When social media makes your shop window bigger than ever, it’s vital to make sure you look your best.
That means showing off the best products and presentation, making customers feel welcome, standing out from the competition in a good way. It can also mean highlighting the more spectacular aspects of your building, such as the way it looks and the techniques you use to drive such attributes as energy efficiency. It should also include accessibility.
Vast amounts of money are spent on product research and development, on making a shopping complex more striking than the one down the road or in the next town, and on letting people know about it.
The benefits which accrue from such a pro-active approach can be immense, and they will include more trade from a high-value section of society if you get your accessibility right.
In readiness for construction of a major shopping development we have been exploring what other sites are doing in terms of accessibility. Our site is in London and we’re conducting research all over the country to identify, and then try to apply, best practice.
If you are designing or building a shopping centre, or carrying out a major refurbishment, it’s a good idea to see how accessibility features have improved and progressed. The same applies if you’re working on an office, hotel, leisure centre, sport stadium, theme park, transport interchange – anywhere that will be used by a lot of people who need to be able to move around and use the services and facilities. You want to make sure that what you are offering is up to date and as good as it can be.
Small projects can learn from big projects, and vice versa. For example, the guidance around providing accessible loos doesn’t change much between a small library and Wembley Stadium, but Wembley just needs more of them.
In carrying out the research we have seen some places that do not apply best practice, and others that just tick the boxes. It’s OK to look at guidance such as British Standard, or Approved Document M of the Building Regulation but there’s no reason why an organisation shouldn’t be more innovative with its buildings, pushing the boundaries further than current guidance suggests.
See what other places offer in terms of accessibility and either adapt it or try to go a step further. It would be good for designers and developers to think a bit more outside the box, work together to come up with new ideas rather than just stick with the norm.
A building should not just look fantastic, it should be fantastic for everybody who uses it.
It’s about delivering the best customer service. The way you treat your customers influences the extent of repeat business through word of mouth, which has become even more crucial to the reputation of the business in this age of online and social media.
Our client in this instance wants to have a designer outlet of high end, prestige upmarket brands and that means creating a building and a service offer to complement the quality of the retail brands. They recognise the value of getting it right.

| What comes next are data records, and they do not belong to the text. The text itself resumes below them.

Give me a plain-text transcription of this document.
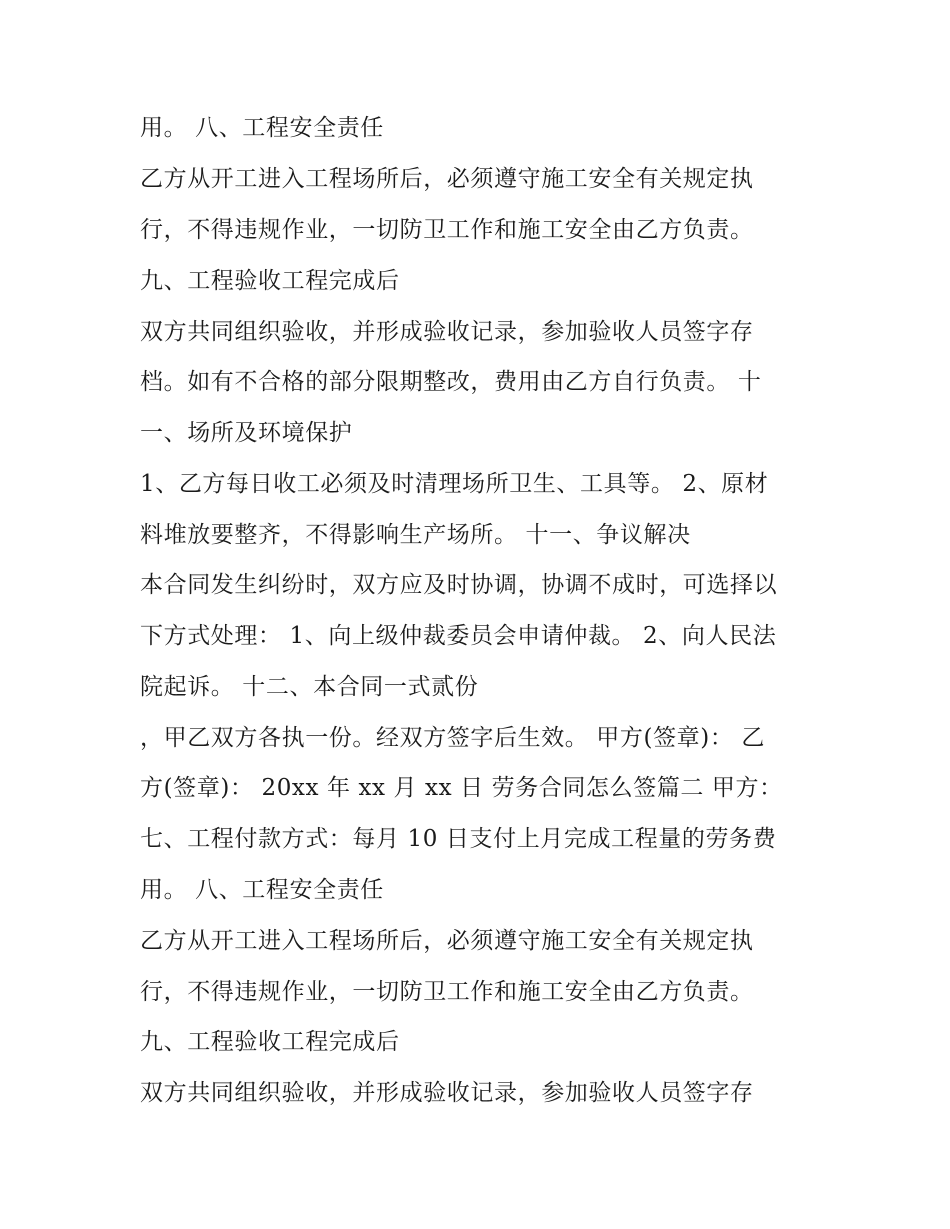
用。 八、工程安全责任
乙方从开工进入工程场所后，必须遵守施工安全有关规定执
行，不得违规作业，一切防卫工作和施工安全由乙方负责。
九、工程验收工程完成后
双方共同组织验收，并形成验收记录，参加验收人员签字存
档。如有不合格的部分限期整改，费用由乙方自行负责。 十
一、场所及环境保护
1、乙方每日收工必须及时清理场所卫生、工具等。 2、原材
料堆放要整齐，不得影响生产场所。 十一、争议解决
本合同发生纠纷时，双方应及时协调，协调不成时，可选择以
下方式处理： 1、向上级仲裁委员会申请仲裁。 2、向人民法
院起诉。 十二、本合同一式贰份
，甲乙双方各执一份。经双方签字后生效。 甲方(签章)： 乙
方(签章)： 20xx 年 xx 月 xx 日 劳务合同怎么签篇二 甲方：
七、工程付款方式：每月 10 日支付上月完成工程量的劳务费
用。 八、工程安全责任
乙方从开工进入工程场所后，必须遵守施工安全有关规定执
行，不得违规作业，一切防卫工作和施工安全由乙方负责。
九、工程验收工程完成后
双方共同组织验收，并形成验收记录，参加验收人员签字存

Because it’s located within an iconic venue they need to be particularly mindful of how each part of the property is perceived; a flaw in one part of the shopping, dining or drinking experience can have a detrimental effect on the brand as a whole. And they recognise accessibility is an important part of the offer.
Once you achieve best practice and set new standards, shout about it. If you make improvements in accessibility use it as a PR tool. Don’t wait for customers and competitors to find out about it themselves and put their own spin on it – use your own website and social media channels to show what you have done and how it will improve access to your products and services.
Disabled people will go online to assess the levels of accessibility of a place they are thinking of visiting. If they see good facilities they will share the link with friends, and they will also post warnings where facilities are inadequate.
The various lobby groups which represent disabled people also conduct their own research and report to the media and the government on the best and worst that they experience.
Don’t take the chance of being signposted for your failings. Post pictures of the accessible features and write an access statement setting out the factual details of what you provide so that people can make an informed choice.